Labor Union leaders across the country are finding out what the rest of the nation already knew: Obamacare is going to cost them dearly.Organized labor overwhelmingly supported the Affordable Care Act (Obamacare) when it was debated. Now, labor unions are finding the costs could not only hurt membership, it could make unionized workers less competitive.

According to reports in the Wall Street Journal, as reported by The Blaze, some of the issues labor leaders are discovering:

  • Obamacare eliminates the limits set on medical benefits and prescription drugs that were used as cost-curbing measures. This makes the health care more expensive.
  • The plan allows children to stay on parents' plans until they turn 26 years of age -- again more expensive for the policy provider.
  • Mandating benefits and imposing regulations has increased the cost of policies offered to union employees.

Labor leaders, such as the AFL-CIO and the International Brotherhood of Teamsters, are pressing Obama to allow subsidies to be extended to lower-paid union employees.   These subsidies in Obamacare were designed to allow low-paid workers who didn't have access to insurance at work the opportunity to purchase a private health plan. The subsidies would offset the increased costs to the unions for health plans.
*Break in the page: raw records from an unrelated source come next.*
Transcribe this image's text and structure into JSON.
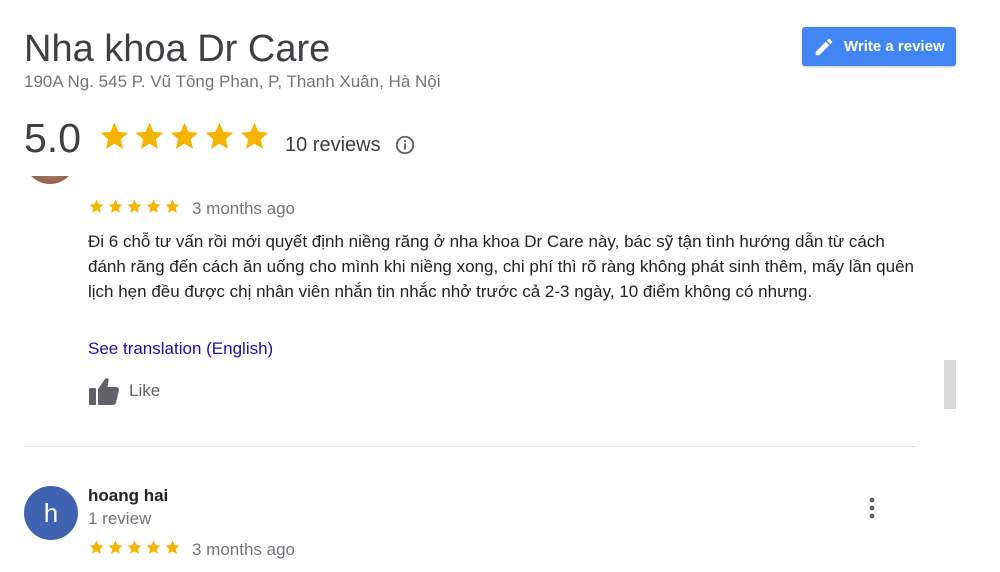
{
  "place": {
    "name": "Nha khoa Dr Care",
    "address": "190A Ng. 545 P. Vũ Tông Phan, P, Thanh Xuân, Hà Nội"
  },
  "write_review": {
    "label": "Write a review"
  },
  "summary": {
    "rating": "5.0",
    "stars": 5,
    "reviews_label": "10 reviews"
  },
  "reviews": [
    {
      "stars": 5,
      "date": "3 months ago",
      "text": "Đi 6 chỗ tư vấn rồi mới quyết định niềng răng ở nha khoa Dr Care này, bác sỹ tận tình hướng dẫn từ cách đánh răng đến cách ăn uống cho mình khi niềng xong, chi phí thì rõ ràng không phát sinh thêm, mấy lần quên lịch hẹn đều được chị nhân viên nhắn tin nhắc nhở trước cả 2-3 ngày, 10 điểm không có nhưng.",
      "translate_label": "See translation (English)",
      "like_label": "Like"
    },
    {
      "author": "hoang hai",
      "avatar_letter": "h",
      "author_meta": "1 review",
      "stars": 5,
      "date": "3 months ago"
    }
  ],
  "colors": {
    "star": "#f4b400",
    "button": "#4285f4",
    "link": "#1a0dab",
    "avatar_h": "#3f63b1"
  },
  "icons": {
    "write": "pencil-icon",
    "info": "info-icon",
    "like": "thumbs-up-icon",
    "more": "more-vert-icon"
  }
}
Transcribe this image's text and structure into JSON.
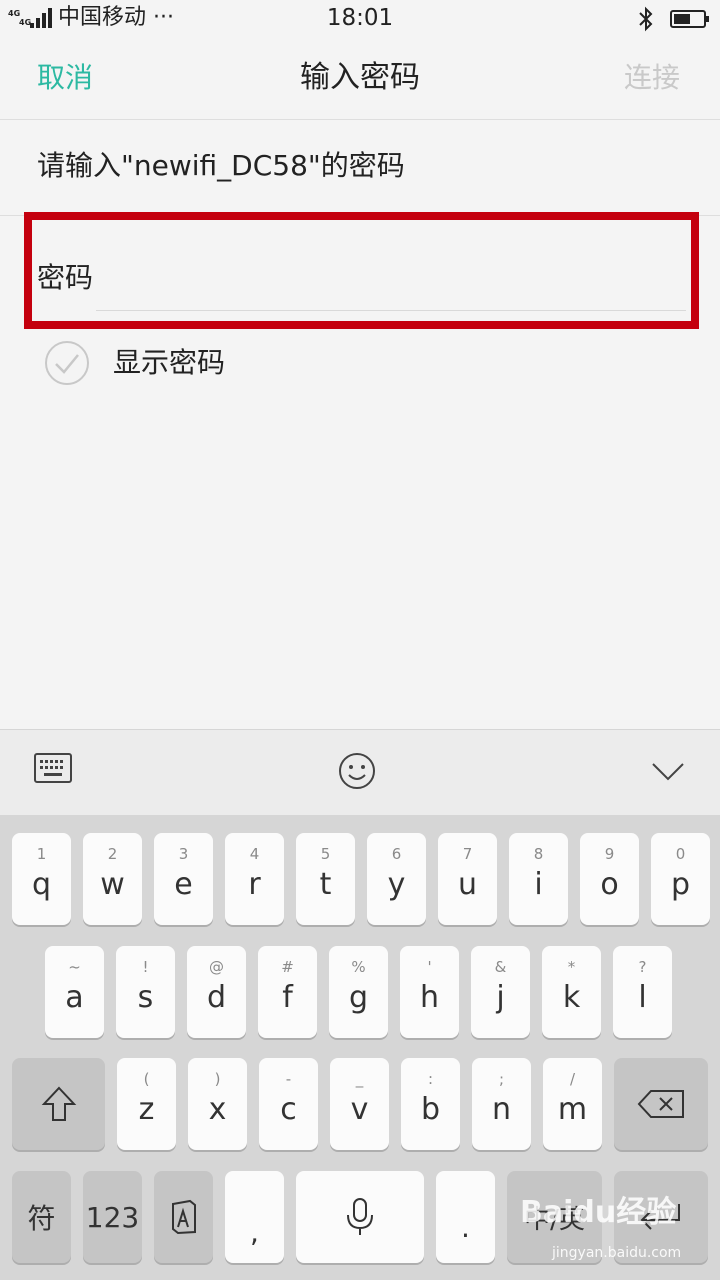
{
  "status_bar": {
    "network_1": "4G",
    "network_2": "4G",
    "carrier": "中国移动",
    "more": "···",
    "time": "18:01"
  },
  "header": {
    "cancel": "取消",
    "title": "输入密码",
    "connect": "连接"
  },
  "form": {
    "prompt": "请输入\"newifi_DC58\"的密码",
    "password_label": "密码",
    "password_value": "",
    "show_password": "显示密码"
  },
  "keyboard": {
    "row1": [
      {
        "main": "q",
        "sub": "1"
      },
      {
        "main": "w",
        "sub": "2"
      },
      {
        "main": "e",
        "sub": "3"
      },
      {
        "main": "r",
        "sub": "4"
      },
      {
        "main": "t",
        "sub": "5"
      },
      {
        "main": "y",
        "sub": "6"
      },
      {
        "main": "u",
        "sub": "7"
      },
      {
        "main": "i",
        "sub": "8"
      },
      {
        "main": "o",
        "sub": "9"
      },
      {
        "main": "p",
        "sub": "0"
      }
    ],
    "row2": [
      {
        "main": "a",
        "sub": "~"
      },
      {
        "main": "s",
        "sub": "!"
      },
      {
        "main": "d",
        "sub": "@"
      },
      {
        "main": "f",
        "sub": "#"
      },
      {
        "main": "g",
        "sub": "%"
      },
      {
        "main": "h",
        "sub": "'"
      },
      {
        "main": "j",
        "sub": "&"
      },
      {
        "main": "k",
        "sub": "*"
      },
      {
        "main": "l",
        "sub": "?"
      }
    ],
    "row3": [
      {
        "main": "z",
        "sub": "("
      },
      {
        "main": "x",
        "sub": ")"
      },
      {
        "main": "c",
        "sub": "-"
      },
      {
        "main": "v",
        "sub": "_"
      },
      {
        "main": "b",
        "sub": ":"
      },
      {
        "main": "n",
        "sub": ";"
      },
      {
        "main": "m",
        "sub": "/"
      }
    ],
    "symbol": "符",
    "numbers": "123",
    "comma": ",",
    "period": ".",
    "lang": "中/英"
  },
  "watermark": {
    "logo": "Baidu经验",
    "url": "jingyan.baidu.com"
  },
  "colors": {
    "accent": "#2cb9a2",
    "highlight_box": "#c4000e",
    "disabled": "#c9c9c9"
  },
  "icons": {
    "keyboard_toolbar": [
      "keyboard-icon",
      "emoji-icon",
      "collapse-chevron-icon"
    ],
    "keys": [
      "shift-icon",
      "backspace-icon",
      "handwriting-icon",
      "microphone-icon",
      "enter-icon"
    ]
  }
}
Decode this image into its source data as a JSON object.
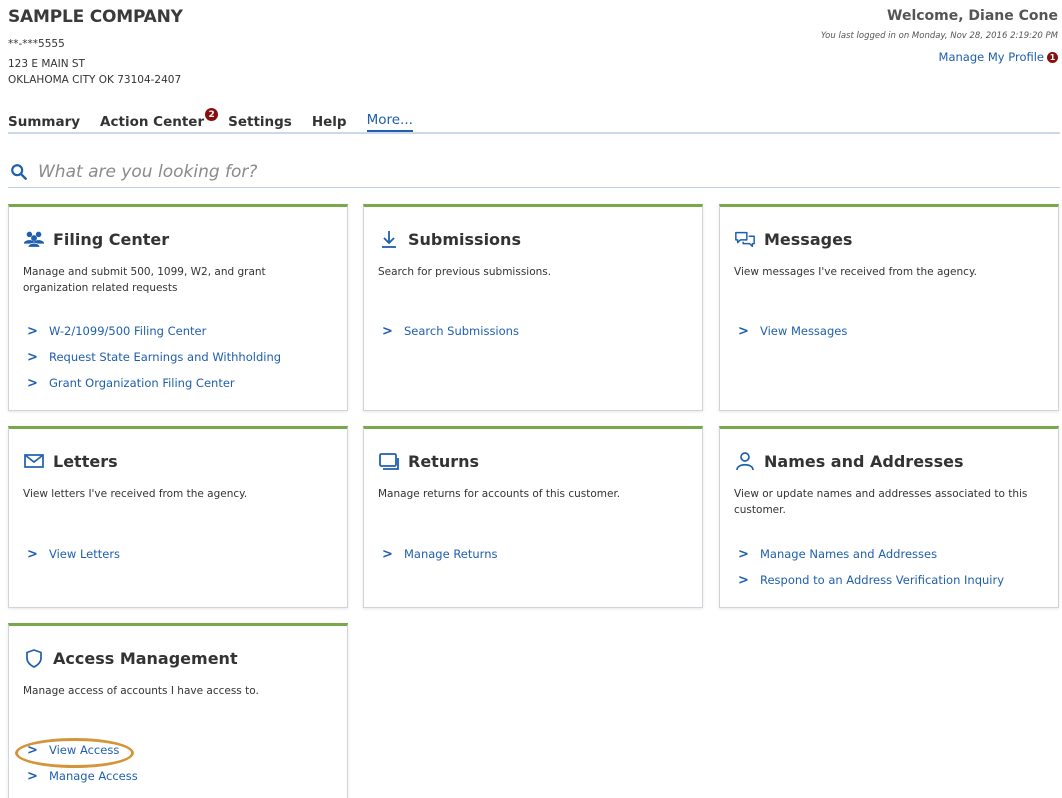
{
  "header": {
    "company": "SAMPLE COMPANY",
    "id": "**-***5555",
    "address1": "123 E MAIN ST",
    "address2": "OKLAHOMA CITY OK 73104-2407",
    "welcome": "Welcome, Diane Cone",
    "last_login": "You last logged in on Monday, Nov 28, 2016 2:19:20 PM",
    "profile_link": "Manage My Profile",
    "profile_badge": "1"
  },
  "nav": {
    "summary": "Summary",
    "action_center": "Action Center",
    "action_center_badge": "2",
    "settings": "Settings",
    "help": "Help",
    "more": "More..."
  },
  "search": {
    "placeholder": "What are you looking for?"
  },
  "cards": {
    "filing": {
      "title": "Filing Center",
      "icon": "people-group-icon",
      "desc": "Manage and submit 500, 1099, W2, and grant organization related requests",
      "links": [
        "W-2/1099/500 Filing Center",
        "Request State Earnings and Withholding",
        "Grant Organization Filing Center"
      ]
    },
    "submissions": {
      "title": "Submissions",
      "icon": "download-arrow-icon",
      "desc": "Search for previous submissions.",
      "links": [
        "Search Submissions"
      ]
    },
    "messages": {
      "title": "Messages",
      "icon": "chat-bubbles-icon",
      "desc": "View messages I've received from the agency.",
      "links": [
        "View Messages"
      ]
    },
    "letters": {
      "title": "Letters",
      "icon": "envelope-icon",
      "desc": "View letters I've received from the agency.",
      "links": [
        "View Letters"
      ]
    },
    "returns": {
      "title": "Returns",
      "icon": "stacked-returns-icon",
      "desc": "Manage returns for accounts of this customer.",
      "links": [
        "Manage Returns"
      ]
    },
    "names": {
      "title": "Names and Addresses",
      "icon": "person-icon",
      "desc": "View or update names and addresses associated to this customer.",
      "links": [
        "Manage Names and Addresses",
        "Respond to an Address Verification Inquiry"
      ]
    },
    "access": {
      "title": "Access Management",
      "icon": "shield-icon",
      "desc": "Manage access of accounts I have access to.",
      "links": [
        "View Access",
        "Manage Access"
      ]
    }
  },
  "colors": {
    "link": "#1f5fad",
    "card_accent": "#78a84b",
    "badge": "#8b0e0e",
    "highlight": "#d4943a"
  }
}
However, the feds denied union requests to have these subsidies offered to union members. Now, many union leaders are saying increased costs could cause unionized businesses to have to drop health care coverage for workers.

Some union organizations have already looked at shifting their workers off current policies and onto private plans subsidized by the government. But, labor leaders say, that would undermine one of the big reasons for joining a union in the first place - reportedly better benefits, salary, etc.

John Wilhelm, the chairman of Unite Here Health, provides insurance plans for some 260,000 unionized workers and said he remembers Obama saying, "If you like your health plan, you can keep it." Wilhelm adds,

If I’m wrong, and the president does not intend to keep his word, I would have severe second thoughts about the law.

It seems maybe organized labor should have read the bill before they supported it.